Over the past three months, OpenAI retired Swarm and shipped the Agents SDK with first-class handoffs. Microsoft added handoff orchestration to its Agent Framework. AutoGen rebuilt its multi-agent coordination around delegate tools. Three independent engineering teams arrived at the same answer: agents should transfer conversations to each other like a phone call getting routed to the right department — not like a manager assigning tasks to subordinates.
Why everyone landed here
The hierarchical pattern — one orchestrator dispatching work to sub-agents — was the first thing every team tried. It makes intuitive sense: a smart coordinator breaks problems down, assigns them, collects results. The trouble is the coordinator becomes a bottleneck. It needs to understand every sub-agent's capabilities well enough to route correctly, hold context for all parallel threads, and handle partial failures gracefully. In practice, that central orchestrator turns into the most complex, fragile component in the system. It's the god object of multi-agent design.
Handoffs sidestep this by eliminating the coordinator entirely.
What the transfer looks like in code
The core mechanism is almost disappointingly simple. An agent has a special function that, instead of returning data, returns another agent:
triage_agent = Agent(
name="Triage",
instructions="Route the user to the right department.",
functions=[transfer_to_billing, transfer_to_support],
)
def transfer_to_billing():
return billing_agent
def transfer_to_support():
return support_agent
When the triage agent calls transfer_to_billing, the execution loop swaps out the active agent. The billing specialist picks up the full conversation history and continues as if it had been there from the start — same experience as when a support rep transfers your call with a quick "let me connect you to billing."
No central coordinator holding state. No message bus wiring agents together. Just one agent recognizing "this isn't my job" and pointing to someone who can handle it. AutoGen implements the same idea through delegate tools that return topic type strings, routing messages through a pub-sub layer with session IDs threaded through for isolation.
The triage hub in production
The most battle-tested deployment of this architecture is what I think of as the triage hub. A lightweight classifier agent sits at the front, reads intent, and routes to specialists.
This works better than a monolithic super-agent for a reason that's easy to overlook: tool selection degrades with tool count. Give one agent 30 tools and a sprawling system prompt, and it starts picking the wrong tool 10-15% of the time. Split that into a router with four transfer functions and four specialist agents carrying 7-8 tools each, and accuracy jumps noticeably. The model isn't getting smarter — it just has fewer wrong choices to make.
Microsoft's Agent Framework makes the routing explicit with typed topic subscriptions. Each specialist registers for specific topic types, and transfers publish messages to matching topics. The pub-sub detail matters for production: you can scale specialists independently, run them across machines, and add new ones without touching the router. The triage agent just needs a new transfer function and a one-line description of when to invoke it.
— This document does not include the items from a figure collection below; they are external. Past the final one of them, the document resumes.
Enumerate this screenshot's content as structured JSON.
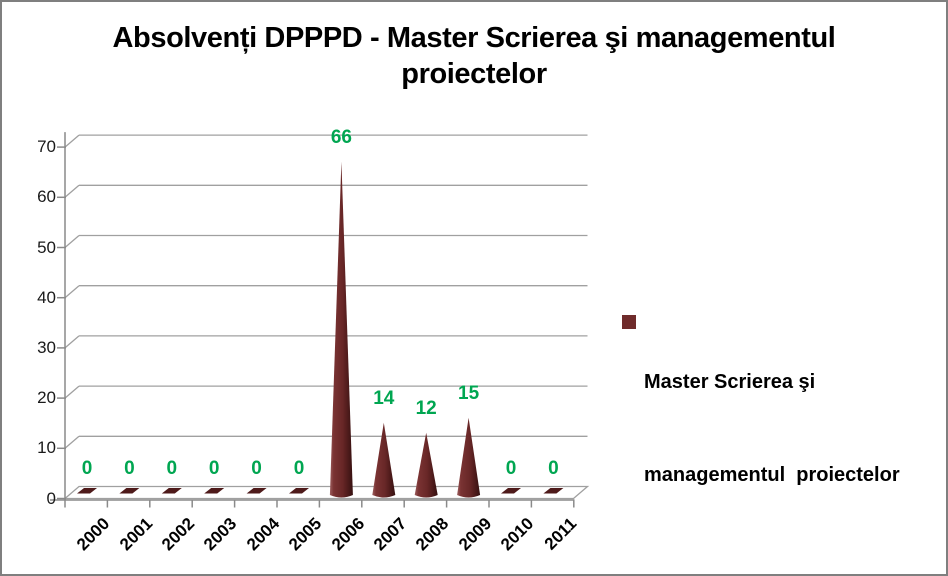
{
  "title": {
    "line1": "Absolvenți DPPPD - Master Scrierea şi managementul",
    "line2": "proiectelor"
  },
  "chart_data": {
    "type": "bar",
    "style": "3d-cone",
    "title": "Absolvenți DPPPD - Master Scrierea şi managementul proiectelor",
    "categories": [
      "2000",
      "2001",
      "2002",
      "2003",
      "2004",
      "2005",
      "2006",
      "2007",
      "2008",
      "2009",
      "2010",
      "2011"
    ],
    "series": [
      {
        "name": "Master Scrierea şi managementul  proiectelor",
        "values": [
          0,
          0,
          0,
          0,
          0,
          0,
          66,
          14,
          12,
          15,
          0,
          0
        ]
      }
    ],
    "data_labels_shown": true,
    "xlabel": "",
    "ylabel": "",
    "ylim": [
      0,
      70
    ],
    "yticks": [
      0,
      10,
      20,
      30,
      40,
      50,
      60,
      70
    ],
    "grid": true,
    "legend_position": "right"
  },
  "legend": {
    "lines": [
      "Master Scrierea şi",
      "managementul  proiectelor"
    ],
    "marker_color": "#6F2B2B"
  },
  "colors": {
    "data_label": "#00A651",
    "gridline": "#A0A0A0",
    "axis": "#8A8A8A",
    "axis_text": "#1A1A1A",
    "floor_fill": "#FFFFFF",
    "cone_highlight": "#9C5E5E",
    "cone_light": "#7A3333",
    "cone_mid": "#682727",
    "cone_shade": "#531D1D",
    "cone_dark": "#351010",
    "zero_marker": "#4E1A1A",
    "frame_border": "#7F7F7F",
    "background": "#FFFFFF"
  }
}
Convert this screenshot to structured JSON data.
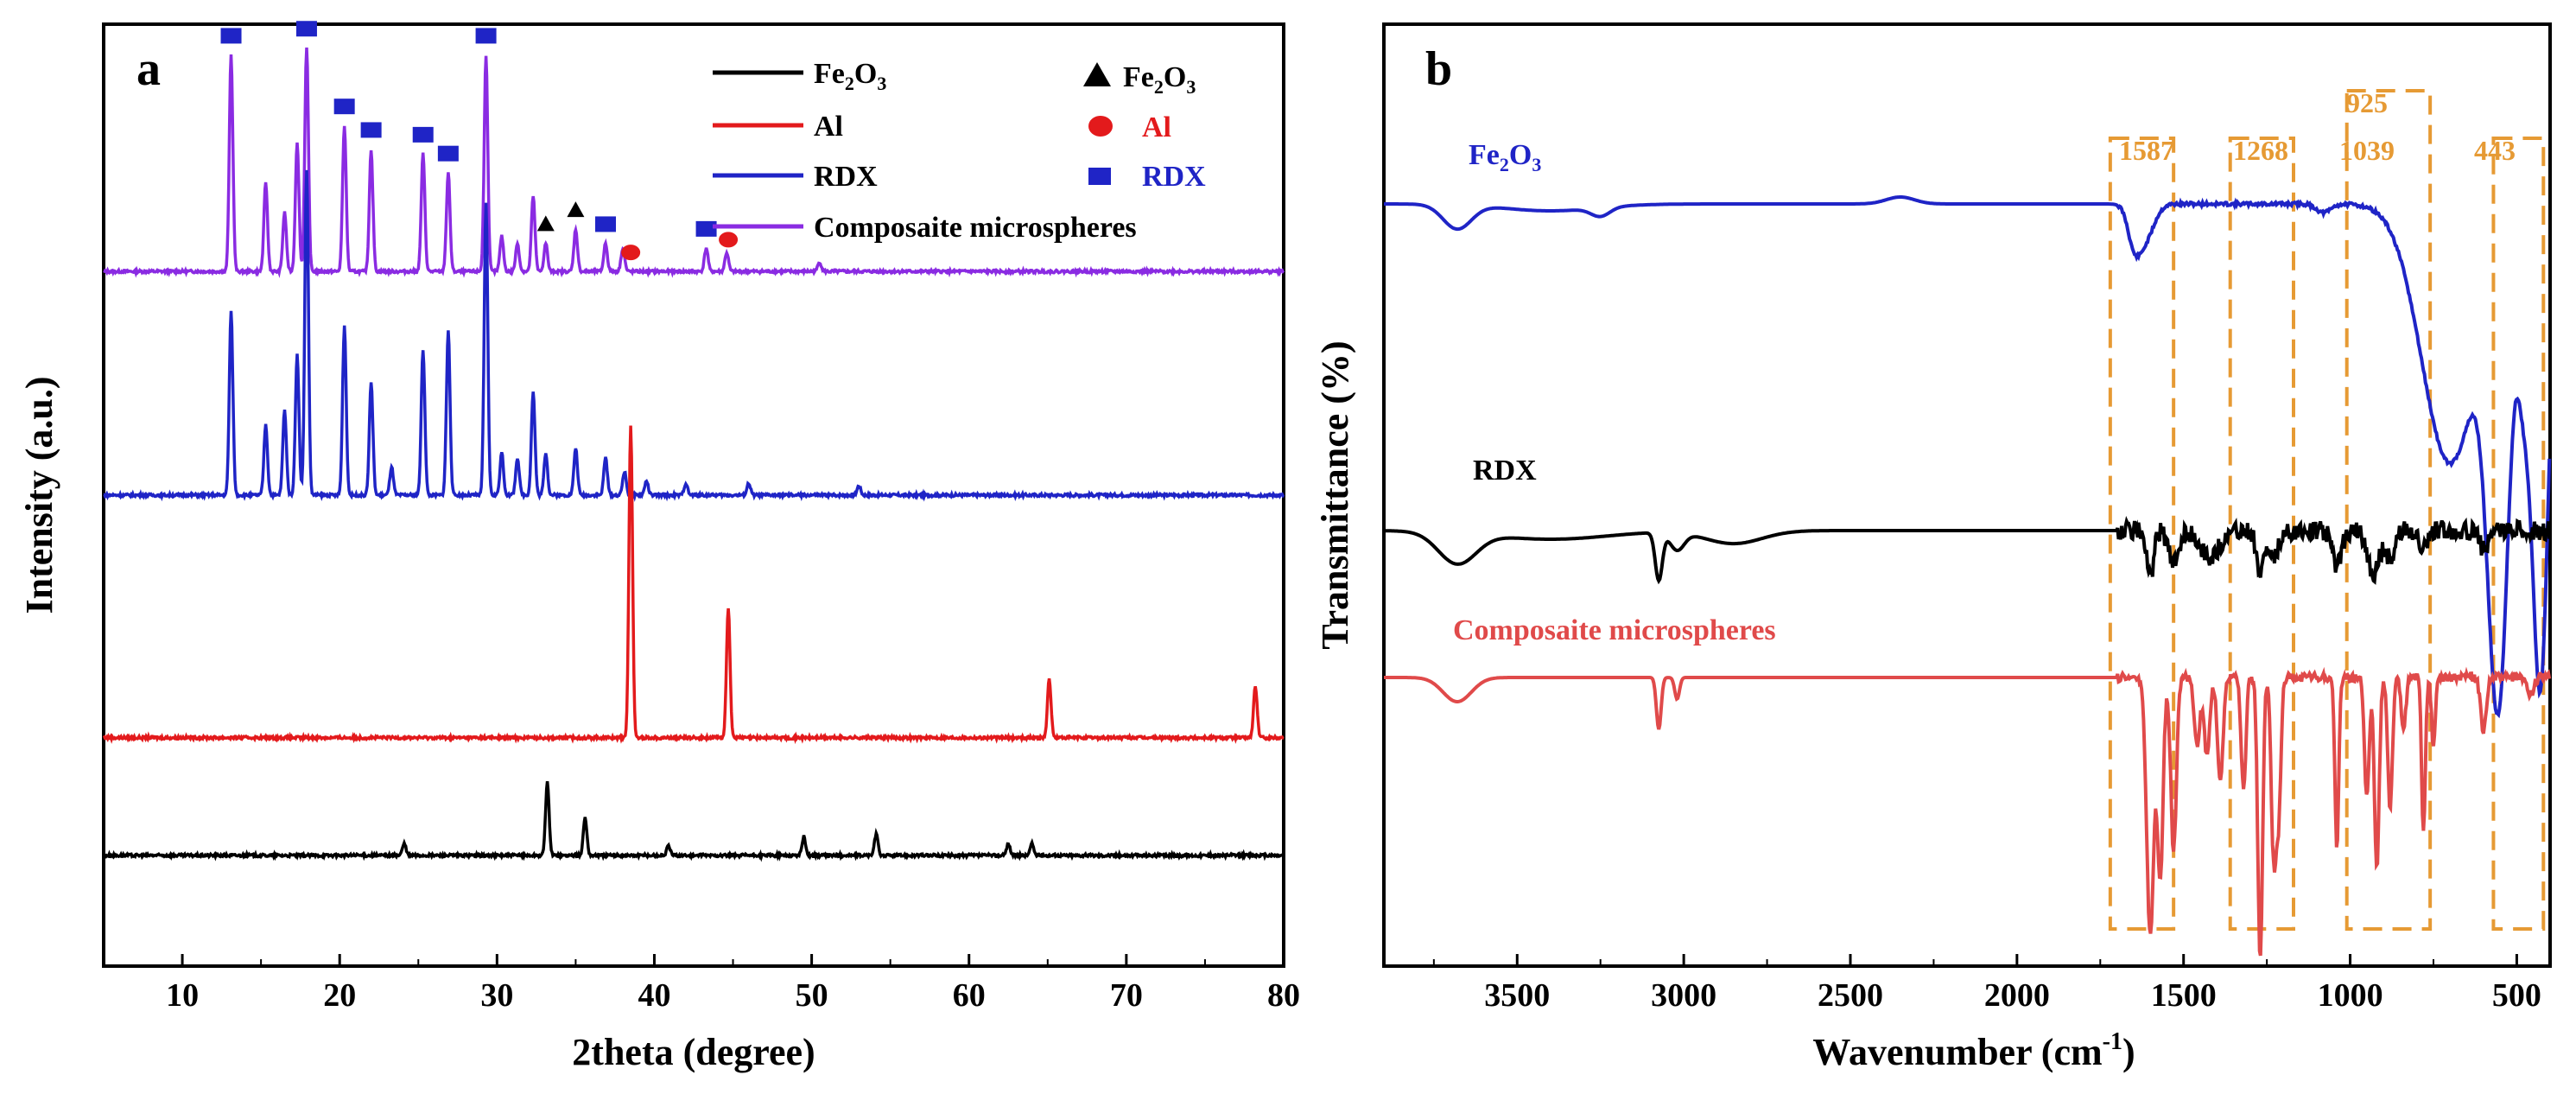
{
  "chart_data": [
    {
      "panel": "a",
      "type": "line",
      "title": "",
      "xlabel": "2theta (degree)",
      "ylabel": "Intensity (a.u.)",
      "xlim": [
        5,
        80
      ],
      "xticks": [
        10,
        20,
        30,
        40,
        50,
        60,
        70,
        80
      ],
      "legend": {
        "position": "top-right",
        "lines": [
          {
            "text": "Fe",
            "sub": "2",
            "text2": "O",
            "sub2": "3",
            "color": "#000000"
          },
          {
            "text": "Al",
            "color": "#e31a1c"
          },
          {
            "text": "RDX",
            "color": "#1f24c6"
          },
          {
            "text": "Composaite microspheres",
            "color": "#8a2be2"
          }
        ],
        "markers": [
          {
            "shape": "triangle",
            "text": "Fe",
            "sub": "2",
            "text2": "O",
            "sub2": "3",
            "color": "#000000",
            "textColor": "#000000"
          },
          {
            "shape": "circle",
            "text": "Al",
            "color": "#e31a1c",
            "textColor": "#e31a1c"
          },
          {
            "shape": "square",
            "text": "RDX",
            "color": "#1f24c6",
            "textColor": "#1f24c6"
          }
        ]
      },
      "series": [
        {
          "name": "Composaite microspheres",
          "color": "#8a2be2",
          "offset": 2.95,
          "peaks": [
            [
              13.1,
              0.92
            ],
            [
              15.3,
              0.38
            ],
            [
              16.5,
              0.25
            ],
            [
              17.3,
              0.55
            ],
            [
              17.9,
              0.95
            ],
            [
              20.3,
              0.62
            ],
            [
              22.0,
              0.52
            ],
            [
              25.3,
              0.5
            ],
            [
              26.9,
              0.42
            ],
            [
              29.3,
              0.92
            ],
            [
              30.3,
              0.15
            ],
            [
              31.3,
              0.12
            ],
            [
              32.3,
              0.32
            ],
            [
              33.1,
              0.12
            ],
            [
              35.0,
              0.18
            ],
            [
              36.9,
              0.12
            ],
            [
              38.0,
              0.1
            ],
            [
              43.3,
              0.1
            ],
            [
              44.6,
              0.08
            ],
            [
              50.5,
              0.04
            ]
          ]
        },
        {
          "name": "RDX",
          "color": "#1f24c6",
          "offset": 2.0,
          "peaks": [
            [
              13.1,
              0.78
            ],
            [
              15.3,
              0.3
            ],
            [
              16.5,
              0.36
            ],
            [
              17.3,
              0.6
            ],
            [
              17.9,
              1.38
            ],
            [
              20.3,
              0.72
            ],
            [
              22.0,
              0.48
            ],
            [
              23.3,
              0.12
            ],
            [
              25.3,
              0.62
            ],
            [
              26.9,
              0.7
            ],
            [
              29.3,
              1.24
            ],
            [
              30.3,
              0.18
            ],
            [
              31.3,
              0.16
            ],
            [
              32.3,
              0.44
            ],
            [
              33.1,
              0.18
            ],
            [
              35.0,
              0.2
            ],
            [
              36.9,
              0.16
            ],
            [
              38.1,
              0.1
            ],
            [
              39.5,
              0.06
            ],
            [
              42.0,
              0.05
            ],
            [
              46.0,
              0.05
            ],
            [
              53.0,
              0.04
            ]
          ]
        },
        {
          "name": "Al",
          "color": "#e31a1c",
          "offset": 0.97,
          "peaks": [
            [
              38.5,
              1.32
            ],
            [
              44.7,
              0.55
            ],
            [
              65.1,
              0.25
            ],
            [
              78.2,
              0.22
            ]
          ]
        },
        {
          "name": "Fe2O3",
          "color": "#000000",
          "offset": 0.47,
          "peaks": [
            [
              24.1,
              0.05
            ],
            [
              33.2,
              0.31
            ],
            [
              35.6,
              0.16
            ],
            [
              40.9,
              0.04
            ],
            [
              49.5,
              0.08
            ],
            [
              54.1,
              0.09
            ],
            [
              62.5,
              0.05
            ],
            [
              64.0,
              0.05
            ]
          ]
        }
      ],
      "markers": [
        {
          "shape": "square",
          "color": "#1f24c6",
          "x": [
            13.1,
            17.9,
            20.3,
            22.0,
            25.3,
            26.9,
            29.3,
            36.9,
            43.3
          ]
        },
        {
          "shape": "triangle",
          "color": "#000000",
          "x": [
            33.1,
            35.0
          ]
        },
        {
          "shape": "circle",
          "color": "#e31a1c",
          "x": [
            38.5,
            44.7
          ]
        }
      ]
    },
    {
      "panel": "b",
      "type": "line",
      "title": "",
      "xlabel": "Wavenumber (cm",
      "xlabel_sup": "-1",
      "xlabel_end": ")",
      "ylabel": "Transmittance (%)",
      "xlim": [
        3900,
        400
      ],
      "xticks": [
        3500,
        3000,
        2500,
        2000,
        1500,
        1000,
        500
      ],
      "series": [
        {
          "name": "Fe2O3",
          "label": "Fe",
          "sub": "2",
          "label2": "O",
          "sub2": "3",
          "color": "#1f24c6"
        },
        {
          "name": "RDX",
          "label": "RDX",
          "color": "#000000"
        },
        {
          "name": "Composaite microspheres",
          "label": "Composaite microspheres",
          "color": "#e04a4a"
        }
      ],
      "annotation_color": "#e69a34",
      "annotations": [
        "1587",
        "1268",
        "925",
        "1039",
        "443"
      ]
    }
  ]
}
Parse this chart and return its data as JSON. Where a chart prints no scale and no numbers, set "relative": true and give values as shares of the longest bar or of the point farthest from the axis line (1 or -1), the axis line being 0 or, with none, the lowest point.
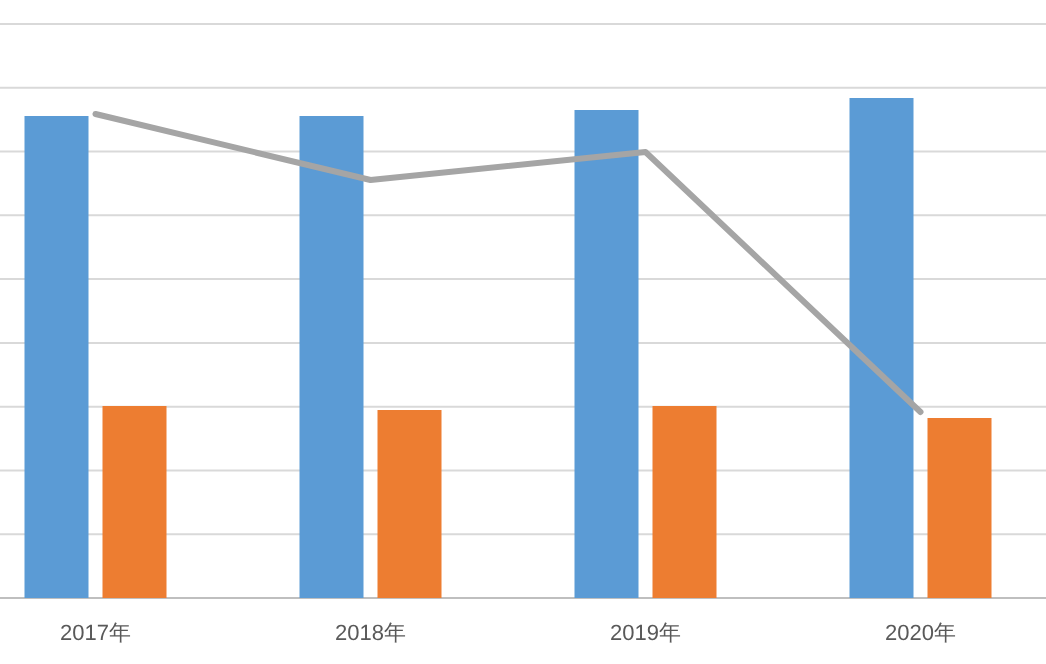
{
  "chart_data": {
    "type": "bar",
    "relative": true,
    "grid": "y",
    "categories": [
      "2017年",
      "2018年",
      "2019年",
      "2020年"
    ],
    "series": [
      {
        "color": "#5b9bd5",
        "values": [
          0.964,
          0.964,
          0.976,
          1
        ]
      },
      {
        "color": "#ed7d31",
        "values": [
          0.384,
          0.376,
          0.384,
          0.36
        ]
      },
      {
        "type": "line",
        "color": "#a5a5a5",
        "values": [
          0.968,
          0.836,
          0.892,
          0.372
        ]
      }
    ]
  }
}
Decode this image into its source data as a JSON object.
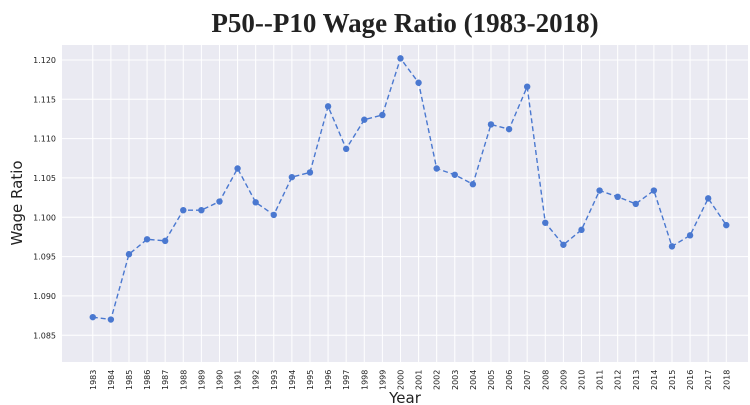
{
  "chart_data": {
    "type": "line",
    "title": "P50--P10 Wage Ratio (1983-2018)",
    "x_label": "Year",
    "y_label": "Wage Ratio",
    "x": [
      1983,
      1984,
      1985,
      1986,
      1987,
      1988,
      1989,
      1990,
      1991,
      1992,
      1993,
      1994,
      1995,
      1996,
      1997,
      1998,
      1999,
      2000,
      2001,
      2002,
      2003,
      2004,
      2005,
      2006,
      2007,
      2008,
      2009,
      2010,
      2011,
      2012,
      2013,
      2014,
      2015,
      2016,
      2017,
      2018
    ],
    "values": [
      1.0873,
      1.087,
      1.0953,
      1.0972,
      1.097,
      1.1009,
      1.1009,
      1.102,
      1.1062,
      1.1019,
      1.1003,
      1.1051,
      1.1057,
      1.1141,
      1.1087,
      1.1124,
      1.113,
      1.1202,
      1.1171,
      1.1062,
      1.1054,
      1.1042,
      1.1118,
      1.1112,
      1.1166,
      1.0993,
      1.0965,
      1.0984,
      1.1034,
      1.1026,
      1.1017,
      1.1034,
      1.0963,
      1.0977,
      1.1024,
      1.099
    ],
    "color": "#4a78d0",
    "line_style": "dashed",
    "grid": true,
    "xlim": [
      1981.3,
      2019.2
    ],
    "ylim": [
      1.0816,
      1.1219
    ],
    "yticks": [
      1.085,
      {
        "value": 1.09,
        "label": "1.090"
      },
      1.095,
      {
        "value": 1.1,
        "label": "1.100"
      },
      1.105,
      {
        "value": 1.11,
        "label": "1.110"
      },
      1.115,
      {
        "value": 1.12,
        "label": "1.120"
      }
    ]
  }
}
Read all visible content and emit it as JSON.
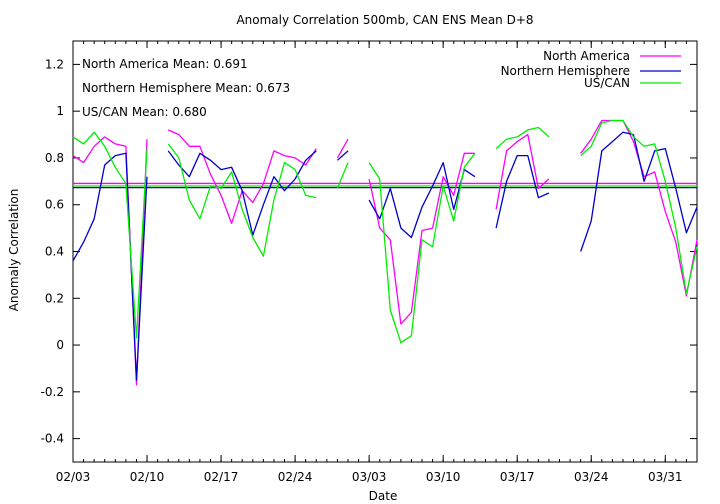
{
  "chart_data": {
    "type": "line",
    "title": "Anomaly Correlation 500mb, CAN ENS Mean D+8",
    "xlabel": "Date",
    "ylabel": "Anomaly Correlation",
    "x_range": [
      "02/03",
      "04/03"
    ],
    "ylim": [
      -0.5,
      1.3
    ],
    "xticks": [
      "02/03",
      "02/10",
      "02/17",
      "02/24",
      "03/03",
      "03/10",
      "03/17",
      "03/24",
      "03/31"
    ],
    "yticks": [
      -0.4,
      -0.2,
      0,
      0.2,
      0.4,
      0.6,
      0.8,
      1,
      1.2
    ],
    "legend_position": "top-right",
    "grid": false,
    "mean_labels": [
      "North America Mean: 0.691",
      "Northern Hemisphere Mean: 0.673",
      "US/CAN Mean: 0.680"
    ],
    "x_dates": [
      "02/03",
      "02/04",
      "02/05",
      "02/06",
      "02/07",
      "02/08",
      "02/09",
      "02/10",
      "02/11",
      "02/12",
      "02/13",
      "02/14",
      "02/15",
      "02/16",
      "02/17",
      "02/18",
      "02/19",
      "02/20",
      "02/21",
      "02/22",
      "02/23",
      "02/24",
      "02/25",
      "02/26",
      "02/27",
      "02/28",
      "03/01",
      "03/02",
      "03/03",
      "03/04",
      "03/05",
      "03/06",
      "03/07",
      "03/08",
      "03/09",
      "03/10",
      "03/11",
      "03/12",
      "03/13",
      "03/14",
      "03/15",
      "03/16",
      "03/17",
      "03/18",
      "03/19",
      "03/20",
      "03/21",
      "03/22",
      "03/23",
      "03/24",
      "03/25",
      "03/26",
      "03/27",
      "03/28",
      "03/29",
      "03/30",
      "03/31",
      "04/01",
      "04/02",
      "04/03"
    ],
    "series": [
      {
        "name": "North America",
        "color": "#ff00ff",
        "mean": 0.691,
        "values": [
          0.81,
          0.78,
          0.85,
          0.89,
          0.86,
          0.85,
          -0.17,
          0.88,
          null,
          0.92,
          0.9,
          0.85,
          0.85,
          0.73,
          0.64,
          0.52,
          0.66,
          0.61,
          0.69,
          0.83,
          0.81,
          0.8,
          0.77,
          0.84,
          null,
          0.8,
          0.88,
          null,
          0.71,
          0.5,
          0.45,
          0.09,
          0.14,
          0.49,
          0.5,
          0.72,
          0.64,
          0.82,
          0.82,
          null,
          0.58,
          0.83,
          0.87,
          0.9,
          0.67,
          0.71,
          null,
          null,
          0.82,
          0.88,
          0.96,
          0.96,
          0.96,
          0.87,
          0.72,
          0.74,
          0.57,
          0.44,
          0.21,
          0.45
        ]
      },
      {
        "name": "Northern Hemisphere",
        "color": "#0000cc",
        "mean": 0.673,
        "values": [
          0.36,
          0.44,
          0.54,
          0.77,
          0.81,
          0.82,
          -0.15,
          0.72,
          null,
          0.83,
          0.77,
          0.72,
          0.82,
          0.79,
          0.75,
          0.76,
          0.66,
          0.47,
          0.6,
          0.72,
          0.66,
          0.71,
          0.79,
          0.83,
          null,
          0.79,
          0.83,
          null,
          0.62,
          0.54,
          0.67,
          0.5,
          0.46,
          0.59,
          0.68,
          0.78,
          0.58,
          0.75,
          0.72,
          null,
          0.5,
          0.7,
          0.81,
          0.81,
          0.63,
          0.65,
          null,
          null,
          0.4,
          0.53,
          0.83,
          0.87,
          0.91,
          0.9,
          0.7,
          0.83,
          0.84,
          0.67,
          0.48,
          0.59
        ]
      },
      {
        "name": "US/CAN",
        "color": "#00ee00",
        "mean": 0.68,
        "values": [
          0.89,
          0.86,
          0.91,
          0.85,
          0.76,
          0.69,
          0.03,
          0.84,
          null,
          0.86,
          0.8,
          0.62,
          0.54,
          0.68,
          0.67,
          0.74,
          0.58,
          0.46,
          0.38,
          0.62,
          0.78,
          0.75,
          0.64,
          0.63,
          null,
          0.67,
          0.78,
          null,
          0.78,
          0.71,
          0.15,
          0.01,
          0.04,
          0.45,
          0.42,
          0.68,
          0.53,
          0.76,
          0.82,
          null,
          0.84,
          0.88,
          0.89,
          0.92,
          0.93,
          0.89,
          null,
          null,
          0.81,
          0.85,
          0.95,
          0.96,
          0.96,
          0.89,
          0.85,
          0.86,
          0.7,
          0.5,
          0.22,
          0.42
        ]
      }
    ]
  }
}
One pattern I keep seeing in customer-facing systems: every specialist gets a transfer_back_to_triage() function. If a billing agent receives a technical question, it kicks the conversation back to the router rather than hallucinating outside its domain. This creates a self-correcting loop — the system admits uncertainty instead of confabulating, which is a much better failure mode than confidently wrong answers.
Where this architecture breaks down
The obvious failure is circular delegation. Agent A transfers to Agent B, which doesn't understand the request and transfers back to A. Without a cycle detector, you burn tokens in an infinite loop. AutoGen's current implementation has no built-in safeguard — you need to bolt on a hop counter or a visited-agents set yourself.
Context bloat is subtler. Each transfer carries the full conversation history forward. After five handoffs in a complex session, you're passing thousands of tokens of irrelevant context to agents that only need the last few messages. Some teams solve this with handoff summaries — the transferring agent writes a brief recap instead of forwarding the entire transcript — but none of the three major frameworks enforce this yet. It's left as an exercise for the deployer.
Third: observability gets harder. When a user complaint leads you to a conversation that bounced across five specialists, debugging means stitching together five separate agent execution logs. OpenAI's Agents SDK added trace IDs for exactly this reason, but reconstructing the full picture is still more painful than reading a single orchestrator's decision log. Distributed tracing tools help, but the ecosystem hasn't caught up to multi-agent-specific debugging yet.
When to keep the hierarchy
Handoffs aren't universally superior. If your workflow needs to combine partial results — "query three data sources in parallel, then synthesize" — a hierarchical coordinator is the right tool. The transfer pattern works for conversations that have one active thread at a time, where exactly one agent is in charge. It falls apart when you need parallel execution with aggregation.
The heuristic I keep reaching for: if the user talks to one agent at a time, use handoffs. If the system needs multiple agents working simultaneously on overlapping inputs, use a coordinator.
The boring conclusion
When three teams with different codebases, different design philosophies, and different customer bases all converge on the same abstraction, the abstraction is probably load-bearing. The surviving multi-agent production pattern looks a lot like a phone menu with department transfers. It's not the autonomous swarm intelligence anyone pitched in 2024. It's a call center — and it works.